The statement marks a clear attempt by Cyprus, Greece, Italy and Malta to move early before any new population movement from the Middle East reaches EU borders. The four states sit along the Mediterranean's most exposed migration routes and have repeatedly pushed Brussels for stronger burden sharing, faster returns, tighter external border control and deeper cooperation with countries of origin and transit.
The leaders said the concrete options under review include stronger cooperation with countries of origin and transit, intensified action against human traffickers and migrant smugglers and the possible activation of the EU Regulation on crisis situations and force majeure.
That formulation is important because it links the Middle East security file directly to the EU's new migration machinery. The statement does not declare a migration emergency. It says the countries are preparing for the possibility of a significant increase in flows and want the legal and operational tools ready before pressure builds.
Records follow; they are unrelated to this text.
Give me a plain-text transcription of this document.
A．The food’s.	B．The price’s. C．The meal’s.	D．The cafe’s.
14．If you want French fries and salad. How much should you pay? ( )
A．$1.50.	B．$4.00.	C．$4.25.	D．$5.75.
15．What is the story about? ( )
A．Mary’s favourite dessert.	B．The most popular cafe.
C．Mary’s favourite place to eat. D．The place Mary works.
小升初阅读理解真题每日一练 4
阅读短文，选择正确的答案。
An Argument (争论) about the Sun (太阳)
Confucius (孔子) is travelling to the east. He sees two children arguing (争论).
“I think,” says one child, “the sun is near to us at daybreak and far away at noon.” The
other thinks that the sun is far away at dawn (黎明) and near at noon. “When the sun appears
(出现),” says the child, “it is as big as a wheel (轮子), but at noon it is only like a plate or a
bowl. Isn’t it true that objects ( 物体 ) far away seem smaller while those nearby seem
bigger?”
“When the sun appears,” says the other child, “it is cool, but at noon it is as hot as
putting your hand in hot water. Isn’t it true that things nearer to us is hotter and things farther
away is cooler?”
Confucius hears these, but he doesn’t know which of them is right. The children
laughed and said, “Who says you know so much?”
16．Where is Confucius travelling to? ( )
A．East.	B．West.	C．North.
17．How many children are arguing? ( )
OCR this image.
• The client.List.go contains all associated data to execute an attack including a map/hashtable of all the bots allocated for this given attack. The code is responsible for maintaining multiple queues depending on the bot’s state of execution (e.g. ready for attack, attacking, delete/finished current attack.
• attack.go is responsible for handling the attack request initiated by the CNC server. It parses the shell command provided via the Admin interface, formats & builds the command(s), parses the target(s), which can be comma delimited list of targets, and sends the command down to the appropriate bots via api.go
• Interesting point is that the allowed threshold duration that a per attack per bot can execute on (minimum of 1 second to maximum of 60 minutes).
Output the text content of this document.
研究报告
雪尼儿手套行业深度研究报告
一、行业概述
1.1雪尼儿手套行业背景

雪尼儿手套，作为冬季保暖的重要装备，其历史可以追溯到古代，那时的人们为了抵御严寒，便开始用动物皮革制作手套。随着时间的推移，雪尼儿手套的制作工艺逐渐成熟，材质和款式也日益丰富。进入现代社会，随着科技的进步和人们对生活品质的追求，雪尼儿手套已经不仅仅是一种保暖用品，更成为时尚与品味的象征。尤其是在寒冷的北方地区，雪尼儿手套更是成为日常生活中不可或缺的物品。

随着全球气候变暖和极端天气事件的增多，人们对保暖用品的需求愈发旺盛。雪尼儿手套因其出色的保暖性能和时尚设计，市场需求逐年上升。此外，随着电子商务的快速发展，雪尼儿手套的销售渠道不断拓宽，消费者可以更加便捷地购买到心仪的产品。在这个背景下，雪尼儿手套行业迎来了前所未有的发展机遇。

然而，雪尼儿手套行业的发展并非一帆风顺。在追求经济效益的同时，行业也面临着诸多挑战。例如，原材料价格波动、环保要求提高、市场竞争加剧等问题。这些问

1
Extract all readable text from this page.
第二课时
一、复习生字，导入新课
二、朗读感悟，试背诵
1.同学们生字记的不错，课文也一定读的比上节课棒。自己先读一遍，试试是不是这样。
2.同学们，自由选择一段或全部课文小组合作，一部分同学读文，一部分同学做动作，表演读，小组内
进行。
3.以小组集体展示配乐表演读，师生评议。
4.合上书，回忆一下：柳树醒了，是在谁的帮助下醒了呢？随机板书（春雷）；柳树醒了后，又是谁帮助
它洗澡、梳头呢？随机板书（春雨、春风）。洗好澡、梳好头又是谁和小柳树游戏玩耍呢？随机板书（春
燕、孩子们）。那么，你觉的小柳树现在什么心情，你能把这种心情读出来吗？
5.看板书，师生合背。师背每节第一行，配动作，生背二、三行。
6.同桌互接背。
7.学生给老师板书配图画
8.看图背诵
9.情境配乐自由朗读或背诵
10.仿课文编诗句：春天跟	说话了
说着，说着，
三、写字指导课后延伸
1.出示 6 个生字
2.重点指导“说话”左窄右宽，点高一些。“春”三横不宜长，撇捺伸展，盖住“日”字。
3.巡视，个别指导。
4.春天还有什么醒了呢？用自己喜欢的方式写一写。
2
The Italian Interior Minister, Matteo Piantedosi, will invite his counterparts from Cyprus, Greece and Malta to meet in Rome on June 17, 2026. The meeting is expected to focus on maximising national responses to possible migration flows linked to the Middle East conflict.
The four leaders also welcomed the Chisinau Declaration on Migration, adopted by consensus on May 15 at the 135th Session of the Council of Europe's Committee of Ministers. The European Commission said the declaration recognises significant and complex migration challenges facing member states and links migration management with the European Convention on Human Rights framework.
Cyprus has become more central to the Mediterranean migration debate as the island faces pressure from the Levant, particularly from Lebanon and Syria. Greece remains focused on the Aegean and eastern Mediterranean routes, while Italy and Malta continue to push for a stronger EU response across the central Mediterranean. The joint format gives the four states a smaller, more operational platform inside the wider EU debate.
The language of the statement also reflects a harder European migration vocabulary. It combines humanitarian support and respect for international law with border control, smuggling networks, crisis regulations and hybrid threats. That mix shows how migration linked to the Middle East is now being treated not only as a humanitarian issue, but also as a border security and resilience problem for southern EU states.
The next test will come in Rome. If the June 17 meeting produces a concrete package, Cyprus, Greece, Italy and Malta could push Brussels toward earlier use of crisis tools under the new Pact on Migration and Asylum. If it remains at the level of coordination, the statement will still mark a political warning from the EU's southern flank: the Mediterranean states do not want to wait for a new 2015-style crisis before activating the legal and operational machinery now available to them.